The granary, as generations drill away and tend to it, will hold thousands of nuts. The largest recorded contained around 50,000 acorns. In Arizona, woodpeckers were pushing their nuts into a wooden water tower and they were dropping through into the water. This did not stop them. Workers recovered, almost 500 pounds of acorns from the interior of the tank.

They are very busy, although they often stop to check out their watchers with their big yellow eyes open very wide. They look very funny when they do this... like little clowns.

One of their calls sounds like Woody Woodpecker.


1 Wildlife Photographer, Marie Reed

Note:

Although Nuttall's Woodpeckers are nearly confined to oak woodlands, they do not eat acorns.”

- Cornell Lab of Ornithology

Here a Nuttall’s is eating acorns from the granary annex outside our camper window???

What an interesting bird! Looks like that feral cat thinks so, too. It's like I can read his mind: "Lunch!"

Ron

If they do not eat the acorns, what happens to the acorns?

Thelma

Fascinating! Somehow they remind me of Scarlett O'Hara's line, "God as my witness, I shall never be hungry again!" - how did they evolve into this amazing community factory hoarding/packaging acorns for hard times?

Cindy

Yeah, they are lovely birds until they destroy the wood siding of you mountain home! A neighboring cabin owner had to replace his siding. When the old siding was removed, there was an avalanche of acorns. The exterior walls of this cabin held more than that water tower you talk about. The guy next door thought he could prevent damage to his siding by shooting the birds and then hanging them from his rafters around the house. The little birds retaliated. He too had to replace all his siding (and there were no nuts in his walls.)

Kate

Kate - I'm glad you mentioned how much homeowners do not love these birds.

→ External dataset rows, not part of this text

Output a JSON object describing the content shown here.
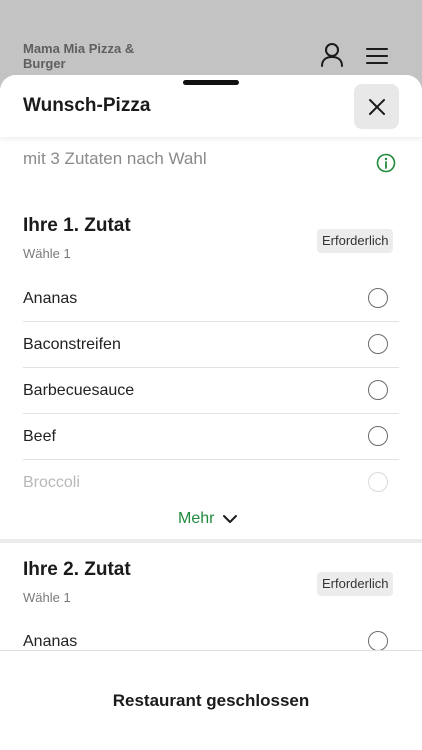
{
  "background": {
    "restaurant_name": "Mama Mia Pizza & Burger",
    "icons": [
      "user-icon",
      "menu-icon"
    ]
  },
  "sheet": {
    "title": "Wunsch-Pizza",
    "close_icon": "close-icon"
  },
  "product": {
    "description": "mit 3 Zutaten nach Wahl",
    "info_icon": "info-icon"
  },
  "sections": [
    {
      "title": "Ihre 1. Zutat",
      "subtitle": "Wähle 1",
      "badge": "Erforderlich",
      "options": [
        "Ananas",
        "Baconstreifen",
        "Barbecuesauce",
        "Beef",
        "Broccoli"
      ],
      "more_label": "Mehr"
    },
    {
      "title": "Ihre 2. Zutat",
      "subtitle": "Wähle 1",
      "badge": "Erforderlich",
      "options": [
        "Ananas"
      ]
    }
  ],
  "footer": {
    "status": "Restaurant geschlossen"
  },
  "colors": {
    "accent_green": "#1f8a3b",
    "badge_bg": "#ececec",
    "overlay_gray": "#c3c3c3"
  }
}
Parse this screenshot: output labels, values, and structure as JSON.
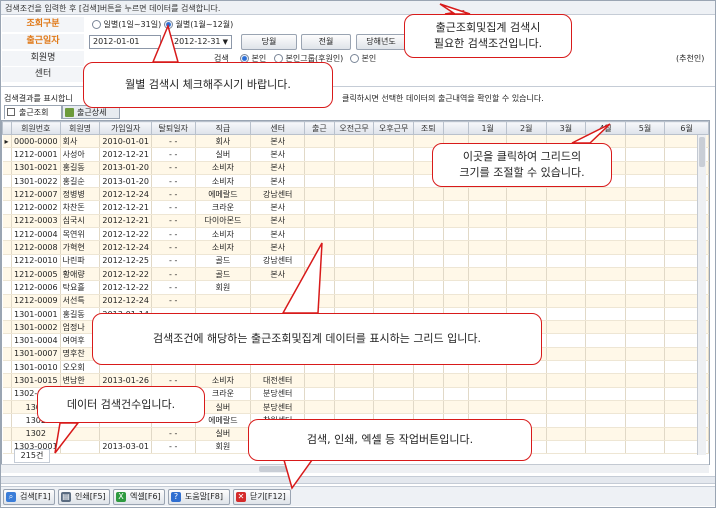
{
  "top_hint": "검색조건을 입력한 후 [검색]버튼을 누르면 데이터를 검색합니다.",
  "filters": {
    "search_type_label": "조회구분",
    "radio_daily": "일별(1일~31일)",
    "radio_monthly": "월별(1월~12월)",
    "date_label": "출근일자",
    "date_from": "2012-01-01",
    "date_to": "2012-12-31",
    "btn_today": "당월",
    "btn_prev": "전월",
    "btn_year": "당해년도",
    "member_label": "회원명",
    "search_label": "검색",
    "radio_self": "본인",
    "radio_self_group": "본인그룹(후원인)",
    "radio_self_all": "본인",
    "radio_recommend_tail": "(추천인)",
    "center_label": "센터"
  },
  "grid_hint_left": "검색결과를 표시합니",
  "grid_hint_right": "클릭하시면 선택한 데이터의 출근내역을 확인할 수 있습니다.",
  "tabs": [
    "출근조회",
    "출근상세"
  ],
  "columns": [
    "회원번호",
    "회원명",
    "가입일자",
    "탈퇴일자",
    "직급",
    "센터",
    "출근",
    "오전근무",
    "오후근무",
    "조퇴",
    "",
    "1월",
    "2월",
    "3월",
    "4월",
    "5월",
    "6월"
  ],
  "rows": [
    [
      "0000-0000",
      "회사",
      "2010-01-01",
      "- -",
      "회사",
      "본사"
    ],
    [
      "1212-0001",
      "사성아",
      "2012-12-21",
      "- -",
      "실버",
      "본사"
    ],
    [
      "1301-0021",
      "홍길동",
      "2013-01-20",
      "- -",
      "소비자",
      "본사"
    ],
    [
      "1301-0022",
      "홍길순",
      "2013-01-20",
      "- -",
      "소비자",
      "본사"
    ],
    [
      "1212-0007",
      "정병병",
      "2012-12-24",
      "- -",
      "에메랄드",
      "강남센터"
    ],
    [
      "1212-0002",
      "차찬돈",
      "2012-12-21",
      "- -",
      "크라운",
      "본사"
    ],
    [
      "1212-0003",
      "심국시",
      "2012-12-21",
      "- -",
      "다이아몬드",
      "본사"
    ],
    [
      "1212-0004",
      "목연위",
      "2012-12-22",
      "- -",
      "소비자",
      "본사"
    ],
    [
      "1212-0008",
      "가혁현",
      "2012-12-24",
      "- -",
      "소비자",
      "본사"
    ],
    [
      "1212-0010",
      "나린파",
      "2012-12-25",
      "- -",
      "골드",
      "강남센터"
    ],
    [
      "1212-0005",
      "황애량",
      "2012-12-22",
      "- -",
      "골드",
      "본사"
    ],
    [
      "1212-0006",
      "탁요흘",
      "2012-12-22",
      "- -",
      "회원",
      ""
    ],
    [
      "1212-0009",
      "서선특",
      "2012-12-24",
      "- -",
      "",
      ""
    ],
    [
      "1301-0001",
      "홍길동",
      "2013-01-14",
      "- -",
      "",
      ""
    ],
    [
      "1301-0002",
      "엄정나",
      "",
      "",
      "",
      ""
    ],
    [
      "1301-0004",
      "여여후",
      "",
      "",
      "",
      ""
    ],
    [
      "1301-0007",
      "명후찬",
      "",
      "",
      "",
      ""
    ],
    [
      "1301-0010",
      "오오회",
      "",
      "",
      "",
      ""
    ],
    [
      "1301-0015",
      "변남한",
      "2013-01-26",
      "- -",
      "소비자",
      "대전센터"
    ],
    [
      "1302-0001",
      "",
      "",
      "- -",
      "크라운",
      "분당센터"
    ],
    [
      "1302",
      "",
      "",
      "- -",
      "실버",
      "분당센터"
    ],
    [
      "1302",
      "",
      "",
      "- -",
      "에메랄드",
      "창원센터"
    ],
    [
      "1302",
      "",
      "",
      "- -",
      "실버",
      "본사"
    ],
    [
      "1303-0001",
      "",
      "2013-03-01",
      "- -",
      "회원",
      "본사"
    ]
  ],
  "row_count": "215건",
  "bottom_buttons": [
    {
      "label": "검색[F1]",
      "icon": "search-icon",
      "color": "#3b7dd8"
    },
    {
      "label": "인쇄[F5]",
      "icon": "print-icon",
      "color": "#5a6b80"
    },
    {
      "label": "엑셀[F6]",
      "icon": "excel-icon",
      "color": "#2e9a3f"
    },
    {
      "label": "도움말[F8]",
      "icon": "help-icon",
      "color": "#2f6ed0"
    },
    {
      "label": "닫기[F12]",
      "icon": "close-icon",
      "color": "#d42a2a"
    }
  ],
  "callouts": {
    "condition": "출근조회및집계 검색시\n필요한 검색조건입니다.",
    "monthly": "월별 검색시 체크해주시기 바랍니다.",
    "resize": "이곳을 클릭하여 그리드의\n크기를 조절할 수 있습니다.",
    "grid": "검색조건에 해당하는 출근조회및집계 데이터를 표시하는 그리드 입니다.",
    "count": "데이터 검색건수입니다.",
    "buttons": "검색, 인쇄, 엑셀 등 작업버튼입니다."
  }
}
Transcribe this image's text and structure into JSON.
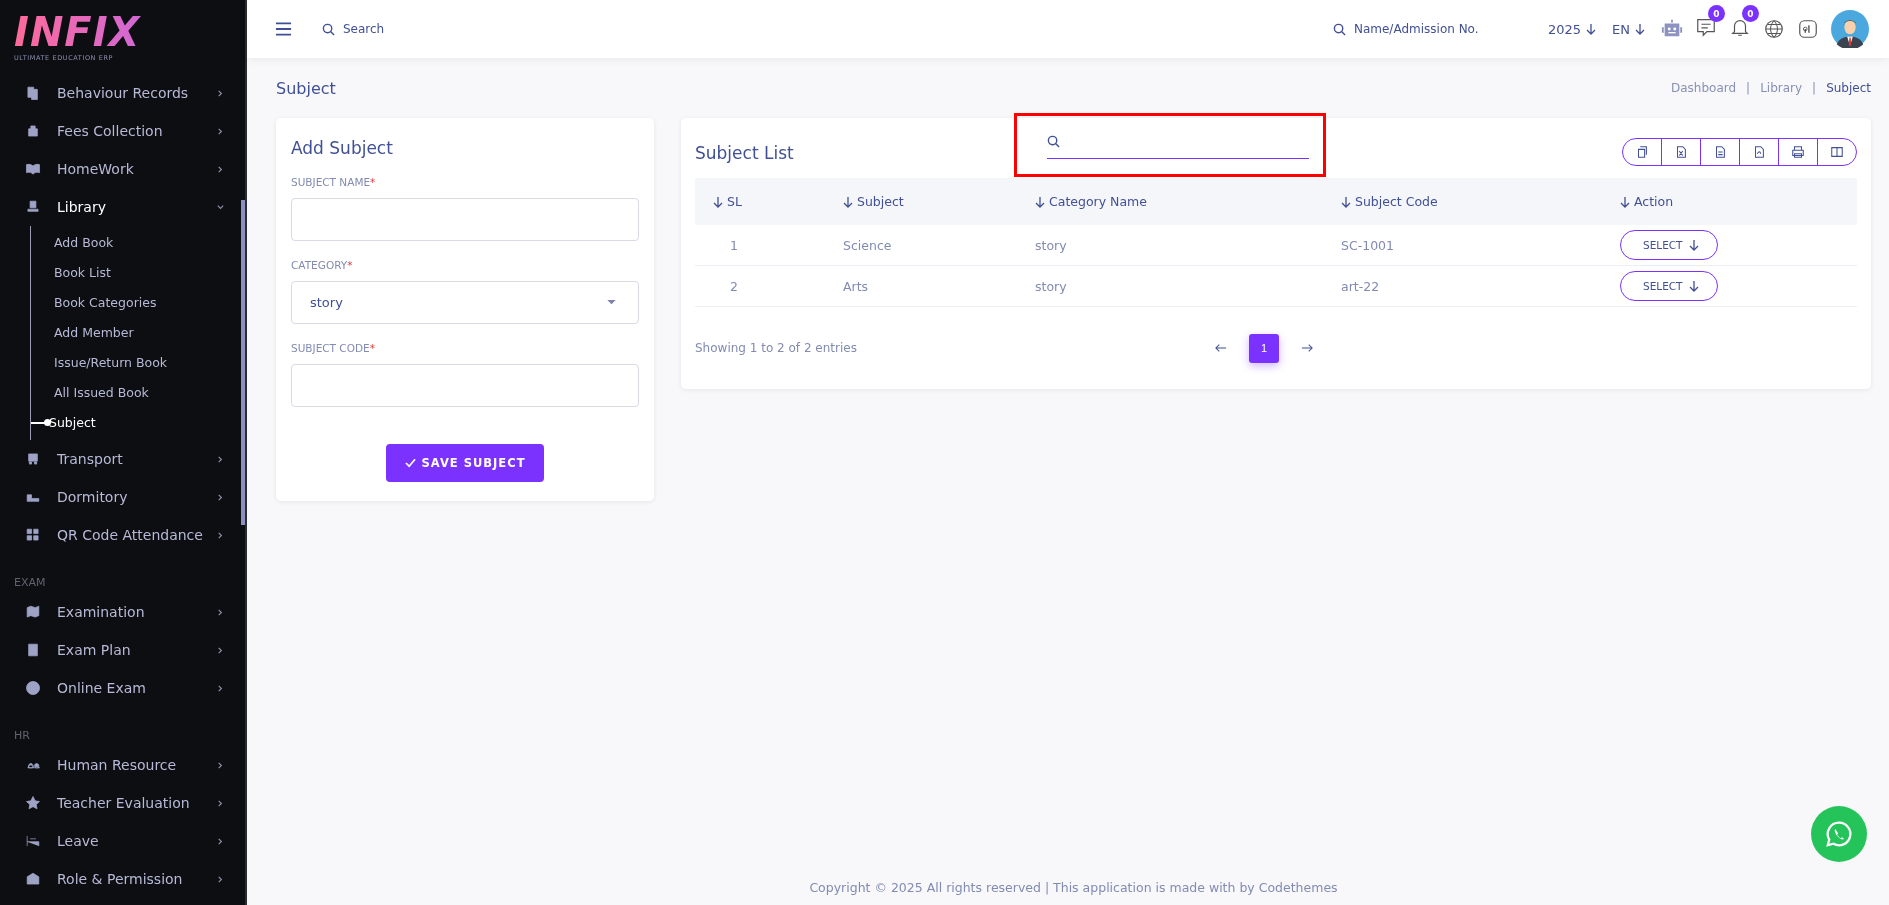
{
  "brand": {
    "logo": "INFIX",
    "tagline": "ULTIMATE EDUCATION ERP"
  },
  "sidebar": {
    "sections": [
      {
        "items": [
          {
            "label": "Behaviour Records",
            "expanded": false
          },
          {
            "label": "Fees Collection",
            "expanded": false
          },
          {
            "label": "HomeWork",
            "expanded": false
          },
          {
            "label": "Library",
            "expanded": true,
            "children": [
              {
                "label": "Add Book",
                "selected": false
              },
              {
                "label": "Book List",
                "selected": false
              },
              {
                "label": "Book Categories",
                "selected": false
              },
              {
                "label": "Add Member",
                "selected": false
              },
              {
                "label": "Issue/Return Book",
                "selected": false
              },
              {
                "label": "All Issued Book",
                "selected": false
              },
              {
                "label": "Subject",
                "selected": true
              }
            ]
          },
          {
            "label": "Transport",
            "expanded": false
          },
          {
            "label": "Dormitory",
            "expanded": false
          },
          {
            "label": "QR Code Attendance",
            "expanded": false
          }
        ]
      },
      {
        "heading": "EXAM",
        "items": [
          {
            "label": "Examination",
            "expanded": false
          },
          {
            "label": "Exam Plan",
            "expanded": false
          },
          {
            "label": "Online Exam",
            "expanded": false
          }
        ]
      },
      {
        "heading": "HR",
        "items": [
          {
            "label": "Human Resource",
            "expanded": false
          },
          {
            "label": "Teacher Evaluation",
            "expanded": false
          },
          {
            "label": "Leave",
            "expanded": false
          },
          {
            "label": "Role & Permission",
            "expanded": false
          }
        ]
      }
    ]
  },
  "header": {
    "search": {
      "placeholder": "Search"
    },
    "student_search": {
      "placeholder": "Name/Admission No."
    },
    "year": "2025",
    "language": "EN",
    "chat_badge": "0",
    "notification_badge": "0"
  },
  "page": {
    "title": "Subject",
    "breadcrumb": [
      "Dashboard",
      "Library",
      "Subject"
    ],
    "breadcrumb_separator": "|"
  },
  "form": {
    "title": "Add Subject",
    "required_mark": "*",
    "fields": [
      {
        "kind": "text",
        "label": "SUBJECT NAME",
        "required": true
      },
      {
        "kind": "select",
        "label": "CATEGORY",
        "required": true,
        "value": "story"
      },
      {
        "kind": "text",
        "label": "SUBJECT CODE",
        "required": true
      }
    ],
    "submit": "SAVE SUBJECT"
  },
  "table": {
    "title": "Subject List",
    "search": {
      "highlighted": true
    },
    "columns": [
      "SL",
      "Subject",
      "Category Name",
      "Subject Code",
      "Action"
    ],
    "rows": [
      {
        "cells": [
          "1",
          "Science",
          "story",
          "SC-1001"
        ],
        "action": "SELECT"
      },
      {
        "cells": [
          "2",
          "Arts",
          "story",
          "art-22"
        ],
        "action": "SELECT"
      }
    ],
    "info": "Showing 1 to 2 of 2 entries",
    "pages": [
      {
        "label": "1",
        "selected": true
      }
    ]
  },
  "footer": "Copyright © 2025 All rights reserved | This application is made with by Codethemes"
}
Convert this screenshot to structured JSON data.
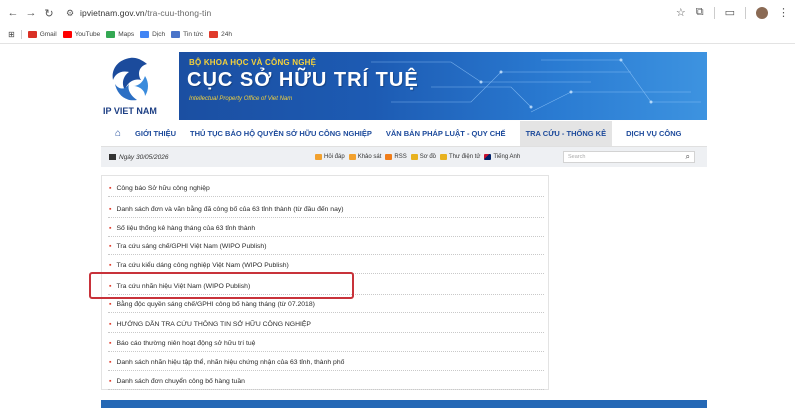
{
  "browser": {
    "url_host": "ipvietnam.gov.vn",
    "url_path": "/tra-cuu-thong-tin",
    "bookmarks": [
      {
        "label": "Gmail",
        "color": "#d93025"
      },
      {
        "label": "YouTube",
        "color": "#ff0000"
      },
      {
        "label": "Maps",
        "color": "#34a853"
      },
      {
        "label": "Dịch",
        "color": "#4285f4"
      },
      {
        "label": "Tin tức",
        "color": "#4a74c9"
      },
      {
        "label": "24h",
        "color": "#e03a2b"
      }
    ]
  },
  "banner": {
    "gov_line": "BỘ KHOA HỌC VÀ CÔNG NGHỆ",
    "title": "CỤC SỞ HỮU TRÍ TUỆ",
    "subtitle": "Intellectual Property Office of Viet Nam",
    "logo_text": "IP VIET NAM"
  },
  "menu": {
    "items": [
      {
        "label": "GIỚI THIỆU"
      },
      {
        "label": "THỦ TỤC BẢO HỘ QUYỀN SỞ HỮU CÔNG NGHIỆP"
      },
      {
        "label": "VĂN BẢN PHÁP LUẬT - QUY CHẾ"
      },
      {
        "label": "TRA CỨU - THỐNG KÊ"
      },
      {
        "label": "DỊCH VỤ CÔNG"
      }
    ]
  },
  "infobar": {
    "date": "Ngày 30/05/2026",
    "links": [
      "Hỏi đáp",
      "Khảo sát",
      "RSS",
      "Sơ đồ",
      "Thư điện tử",
      "Tiếng Anh"
    ],
    "search_placeholder": "Search"
  },
  "list": [
    "Công báo Sở hữu công nghiệp",
    "Danh sách đơn và văn bằng đã công bố của 63 tỉnh thành (từ đầu đến nay)",
    "Số liệu thống kê hàng tháng của 63 tỉnh thành",
    "Tra cứu sáng chế/GPHI Việt Nam (WIPO Publish)",
    "Tra cứu kiểu dáng công nghiệp Việt Nam (WIPO Publish)",
    "Tra cứu nhãn hiệu Việt Nam (WIPO Publish)",
    "Bằng độc quyền sáng chế/GPHI công bố hàng tháng (từ 07.2018)",
    "HƯỚNG DẪN TRA CỨU THÔNG TIN SỞ HỮU CÔNG NGHIỆP",
    "Báo cáo thường niên hoạt động sở hữu trí tuệ",
    "Danh sách nhãn hiệu tập thể, nhãn hiệu chứng nhận của 63 tỉnh, thành phố",
    "Danh sách đơn chuyển công bố hàng tuần"
  ]
}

I, of course, was in complete denial.

Have to add... The wood siding of our cabin was untouched by these birds... we fed them sun flower seeds which they loved! :) If an acorn gets water, a might oak tree will grow. Think about that coming out of your siding!

Kate

Love the story and that you took the time to pursue this fascinating creature. Truly remarkable! Move over Pocono woodpeckers! Great story!!!!! Love it!

Ryan

Ryan, ahhhh, but you have Mr. and Mrs. Pileated hanging around your yard. The drawing here is from the end of your lake where I watched them one morning.

Reminds me of the black pigs from which the Spanish make Bellota ham, the ultimate ham, I must say. These pigs run free under the acorn trees (you can tell I am not a naturalist) and eat acorns, which give the ham the very nutty flavor that makes it famous. Are there Woodpeckers in Western Spain, I wonder...?

Ilo-Mai

Love this story, and the photos. And the story of the wooden water tower made me smile. I'm assuming the "granary" was above the water line ??!!??

Joe

How incredibly interesting! They would entertain me for months LOL

Mary, Dan and Bridget!

Hi Horse Trailer Friends,,I could not stop watching them. I wished I had had one of those $27,000 camera lenses. Even when it snowed, I tried to get pictures.

Wow! What a fantastic find! The tank with the 500 lbs of nuts.... well, that's just nuts! Wish I was there with y'all! Keep up the great work!